The founder and CEO of Baron Funds, Ron Baron expects to see the Dow Jones Industrial Average Index at 650,000 in the next 50 years. Baron made this prediction during an October 25 interview with CNBC. On the same day, the Dow Jones Industrial Average Index closed at 26,958—just 1.6% below its all-time high.
Baron Funds has AUM (assets under management) of around $30 billion. On November 9, 2018, Baron predicted the Dow Jones’ rise to 500,000 in the next 50 years.
2019 versus 1969
On Friday, the billionaire investor noted, “The next 50 years is going to be similar to the last 50 years.” He was referring to the equity market return. He advised that despite equity market fears, a buy-and-hold strategy could multiply investors’ wealth over 24x in the next 50 years. For example, during the market turmoil in 1969, every penny invested then has risen at least 25x.
Based on Baron’s views, the current equity valuations are similar to that of 1969. At that time, the US economy was around $850 billion. Currently, the US economy is around $22 trillion. By 2070, the US economy could reach $500 trillion, according to Baron.
Moreover, Baron described 1969 as “turbulent times with “cities on fire” and Vietnam War protests.” In that period, the Dow Jones hovered around the 1,000 level. In our view, Baron might be comparing the current geopolitical risk to that of 1969, as reflected by his comments during the October 25 CNBC interview.
The ongoing US-China trade war, the civil war in the Middle East, and Britain’s exit from the European Union have decreased bullish sentiment toward equity investments. Besides, investors’ appetite for safe-haven assets like gold has risen.
Baron expects a growth rate of 6.5% in the US equity market over the next 50 years. At this growth rate, $1,000 invested in an equity index like the Dow Jones Industrial Average could grow to at least $23,000 by 2070.
Baron also highlighted the power of compounding on invested money, noting, “People forget about compounding.” Between 1969 and 2018, the S&P 500’s CAGR (compound annual growth rate) stood at around 6.6%. This calculation is based on the price appreciation of the S&P 500 Index, and the growth rate would exclude dividends.
Baron on low interest rates
According to Baron, the low-interest environment brings good incentives for equity investments. Currently, around $17 trillion in bonds bear a negative yield. The Eurozone and Japan have negative interest rates. According to former Federal Reserve Chairman Alan Greenspan, the US could be heading toward negative interest rates. Baron highlighted that the turnaround in technology is making businesses grow faster while reducing their costs.
On October 25, the yield on the 10-year Treasury bond is 1.80%. Plus, the dividend yield on the S&P 500 index was 1.8% on the same date. However, the risk of falling equity prices also impacts investment returns.
In our view, growth stocks such as Amazon (AMZN) and Facebook (FB) could be good potential investments for future growth. Year-to-date through October 25, AMZN and FB’s share prices have risen 17.3% and 43.3%, respectively.

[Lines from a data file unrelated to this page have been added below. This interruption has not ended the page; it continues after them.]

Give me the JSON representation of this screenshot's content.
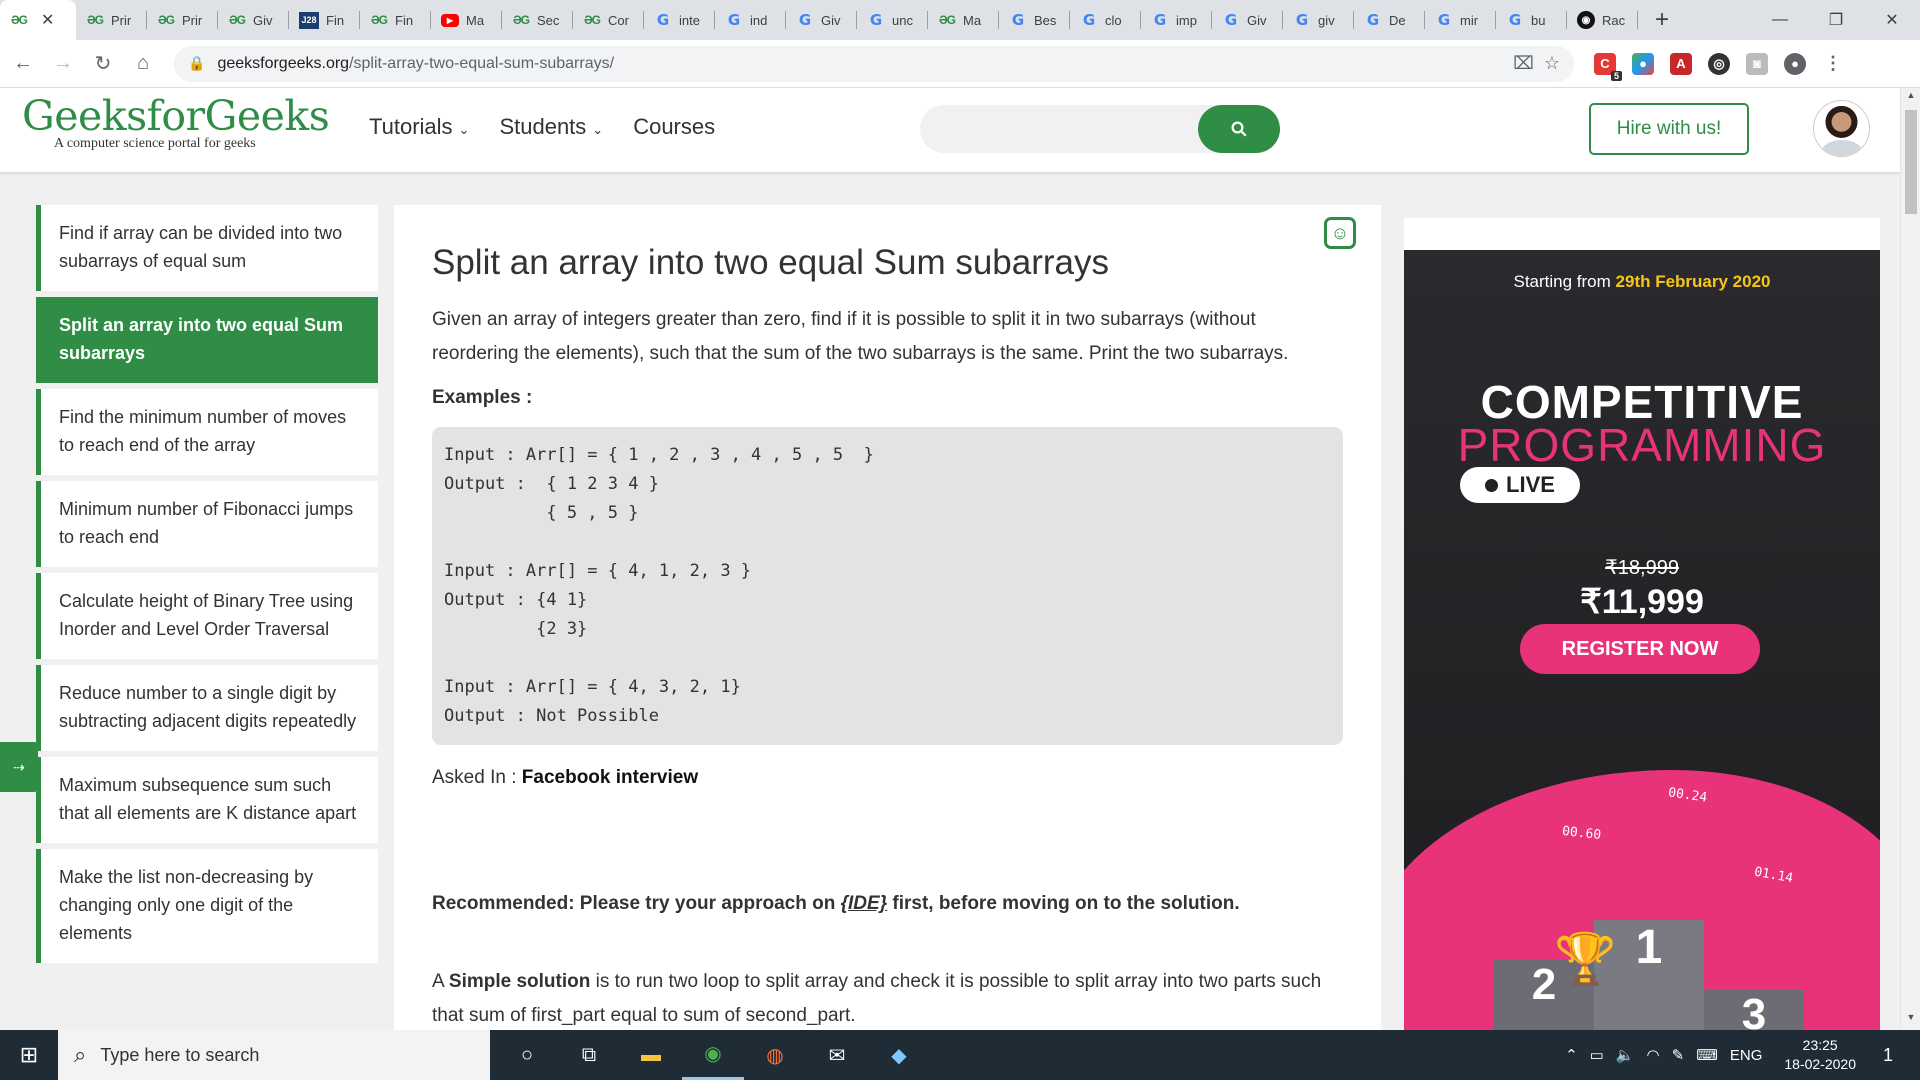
{
  "browser": {
    "tabs": [
      {
        "label": "",
        "icon": "gfg",
        "active": true
      },
      {
        "label": "Prir",
        "icon": "gfg"
      },
      {
        "label": "Prir",
        "icon": "gfg"
      },
      {
        "label": "Giv",
        "icon": "gfg"
      },
      {
        "label": "Fin",
        "icon": "j28"
      },
      {
        "label": "Fin",
        "icon": "gfg"
      },
      {
        "label": "Ma",
        "icon": "youtube"
      },
      {
        "label": "Sec",
        "icon": "gfg"
      },
      {
        "label": "Cor",
        "icon": "gfg"
      },
      {
        "label": "inte",
        "icon": "google"
      },
      {
        "label": "ind",
        "icon": "google"
      },
      {
        "label": "Giv",
        "icon": "google"
      },
      {
        "label": "unc",
        "icon": "google"
      },
      {
        "label": "Ma",
        "icon": "gfg"
      },
      {
        "label": "Bes",
        "icon": "google"
      },
      {
        "label": "clo",
        "icon": "google"
      },
      {
        "label": "imp",
        "icon": "google"
      },
      {
        "label": "Giv",
        "icon": "google"
      },
      {
        "label": "giv",
        "icon": "google"
      },
      {
        "label": "De",
        "icon": "google"
      },
      {
        "label": "mir",
        "icon": "google"
      },
      {
        "label": "bu",
        "icon": "google"
      },
      {
        "label": "Rac",
        "icon": "github"
      }
    ],
    "url_host": "geeksforgeeks.org",
    "url_path": "/split-array-two-equal-sum-subarrays/",
    "extension_badge": "5"
  },
  "site": {
    "logo": "GeeksforGeeks",
    "tagline": "A computer science portal for geeks",
    "nav": [
      "Tutorials",
      "Students",
      "Courses"
    ],
    "search_placeholder": "",
    "hire_button": "Hire with us!",
    "brand_color": "#2f8d46"
  },
  "sidebar": {
    "items": [
      {
        "label": "Find if array can be divided into two subarrays of equal sum"
      },
      {
        "label": "Split an array into two equal Sum subarrays",
        "active": true
      },
      {
        "label": "Find the minimum number of moves to reach end of the array"
      },
      {
        "label": "Minimum number of Fibonacci jumps to reach end"
      },
      {
        "label": "Calculate height of Binary Tree using Inorder and Level Order Traversal"
      },
      {
        "label": "Reduce number to a single digit by subtracting adjacent digits repeatedly"
      },
      {
        "label": "Maximum subsequence sum such that all elements are K distance apart"
      },
      {
        "label": "Make the list non-decreasing by changing only one digit of the elements"
      }
    ]
  },
  "article": {
    "title": "Split an array into two equal Sum subarrays",
    "intro": "Given an array of integers greater than zero, find if it is possible to split it in two subarrays (without reordering the elements), such that the sum of the two subarrays is the same. Print the two subarrays.",
    "examples_label": "Examples :",
    "code": "Input : Arr[] = { 1 , 2 , 3 , 4 , 5 , 5  }\nOutput :  { 1 2 3 4 }\n          { 5 , 5 }\n\nInput : Arr[] = { 4, 1, 2, 3 }\nOutput : {4 1}\n         {2 3}\n\nInput : Arr[] = { 4, 3, 2, 1}\nOutput : Not Possible",
    "asked_in_label": "Asked In : ",
    "asked_in_value": "Facebook interview",
    "recommend_pre": "Recommended: Please try your approach on ",
    "recommend_link": "{IDE}",
    "recommend_post": " first, before moving on to the solution.",
    "simple_pre": "A ",
    "simple_bold": "Simple solution",
    "simple_post": " is to run two loop to split array and check it is possible to split array into two parts such that sum of first_part equal to sum of second_part."
  },
  "ad": {
    "starting_pre": "Starting from ",
    "starting_date": "29th February 2020",
    "title_line1": "COMPETITIVE",
    "title_line2": "PROGRAMMING",
    "live": "LIVE",
    "old_price": "₹18,999",
    "new_price": "₹11,999",
    "register": "REGISTER NOW",
    "timers": [
      "00.24",
      "00.60",
      "01.14"
    ],
    "podium": [
      "2",
      "1",
      "3"
    ],
    "accent_color": "#e8337a"
  },
  "taskbar": {
    "search_placeholder": "Type here to search",
    "language": "ENG",
    "time": "23:25",
    "date": "18-02-2020",
    "notifications": "1"
  }
}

The 2020 presidential election
Baron called Elizabeth Warren’s wealth tax plan as “pretty nuts.” However, Warren’s left-leaning thinking has made her popular in many parts of the US. Moreover, growing income inequality could also impact voters’ sentiments for the 2020 presidential election. Please read Do Analysts See an Easy Win for Trump in 2020 Election? to learn more about the factors that could influence next year’s election.
In September, hedge fund manager Leon Cooperman criticized Warren’s wealth tax. Cooperman believed that if she won the presidential election, the equity market could crash by 25%. However, bond king Bill Gross predicted a win for Warren.
Baron suggested that instead of a wealth tax, a VAT (value-added tax) could be an effective way to increase government income. About 140 countries, including every country in the Eurozone, implement a VAT to increase government revenue.